If we want to read a string directly:

readarray -t new_name_for_array <<< "here
is
some
text"

echo "${new_name_for_array[1]}"
is

The -t flag removes the trailing newline

See more: https://linuxhint.com/split-string-array-bash/

read

For delimiters other than a space we have to use read, combined with IFS the Internal Field Separator.
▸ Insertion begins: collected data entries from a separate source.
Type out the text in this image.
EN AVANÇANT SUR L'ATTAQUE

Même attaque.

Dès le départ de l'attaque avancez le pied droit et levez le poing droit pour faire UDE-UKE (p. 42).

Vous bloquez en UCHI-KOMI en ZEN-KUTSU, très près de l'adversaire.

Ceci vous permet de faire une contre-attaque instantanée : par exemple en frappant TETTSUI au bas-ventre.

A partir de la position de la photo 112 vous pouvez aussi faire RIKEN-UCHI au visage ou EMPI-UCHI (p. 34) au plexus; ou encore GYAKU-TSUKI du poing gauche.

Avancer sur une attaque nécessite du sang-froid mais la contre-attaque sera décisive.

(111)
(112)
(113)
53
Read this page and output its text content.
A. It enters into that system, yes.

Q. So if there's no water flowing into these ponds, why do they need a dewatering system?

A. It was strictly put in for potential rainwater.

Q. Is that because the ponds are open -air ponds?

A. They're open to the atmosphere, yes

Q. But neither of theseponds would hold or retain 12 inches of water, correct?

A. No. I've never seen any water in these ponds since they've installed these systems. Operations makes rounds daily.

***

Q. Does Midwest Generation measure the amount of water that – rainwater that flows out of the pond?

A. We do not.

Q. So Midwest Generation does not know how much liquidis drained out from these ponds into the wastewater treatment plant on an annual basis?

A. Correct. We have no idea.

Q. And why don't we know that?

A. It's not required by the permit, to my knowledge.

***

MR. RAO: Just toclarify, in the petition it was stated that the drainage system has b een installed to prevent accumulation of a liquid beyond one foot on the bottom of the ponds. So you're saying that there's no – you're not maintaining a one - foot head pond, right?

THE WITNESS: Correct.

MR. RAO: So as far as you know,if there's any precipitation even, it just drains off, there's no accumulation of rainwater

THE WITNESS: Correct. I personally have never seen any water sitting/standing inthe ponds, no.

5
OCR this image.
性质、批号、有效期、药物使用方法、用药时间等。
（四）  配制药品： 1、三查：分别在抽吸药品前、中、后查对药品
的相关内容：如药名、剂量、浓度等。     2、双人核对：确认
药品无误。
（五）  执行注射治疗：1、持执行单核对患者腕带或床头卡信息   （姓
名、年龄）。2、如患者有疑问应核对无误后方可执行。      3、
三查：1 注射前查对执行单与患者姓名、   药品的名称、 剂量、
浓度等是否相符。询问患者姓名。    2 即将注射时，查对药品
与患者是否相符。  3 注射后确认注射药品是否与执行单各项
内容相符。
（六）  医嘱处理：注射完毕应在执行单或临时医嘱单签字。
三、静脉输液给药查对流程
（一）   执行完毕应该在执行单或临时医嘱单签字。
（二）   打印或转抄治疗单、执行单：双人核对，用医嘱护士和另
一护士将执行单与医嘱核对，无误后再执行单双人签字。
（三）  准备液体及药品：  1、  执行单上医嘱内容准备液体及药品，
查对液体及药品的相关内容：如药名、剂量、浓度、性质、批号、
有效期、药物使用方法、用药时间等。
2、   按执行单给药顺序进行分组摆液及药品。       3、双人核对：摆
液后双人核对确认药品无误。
For example, to split by comma:

# comma-input.txt
something,something else,something more
IFS=',' read -a arr < ./comma_inputs.txt

We use the -a flag to signal that we want each item read returned as an element in an array

mapfile

We can use mapfile to read the lines of a input file in set segments.

For the following file:

line one
line two
line three
line four

We could generate the following output:

-----SNIP-----
line one
line two
-----SNIP-----
line three
line four

With:

while mapfile -t -n 2 ary && ((${#ary[@]})); do
  printf '%s\n' "${ary[@]}"
  printf -- '--- SNIP ---\n'
 done < $testInput

So, while there are input lines, map each line into an array and return it in groups of 2.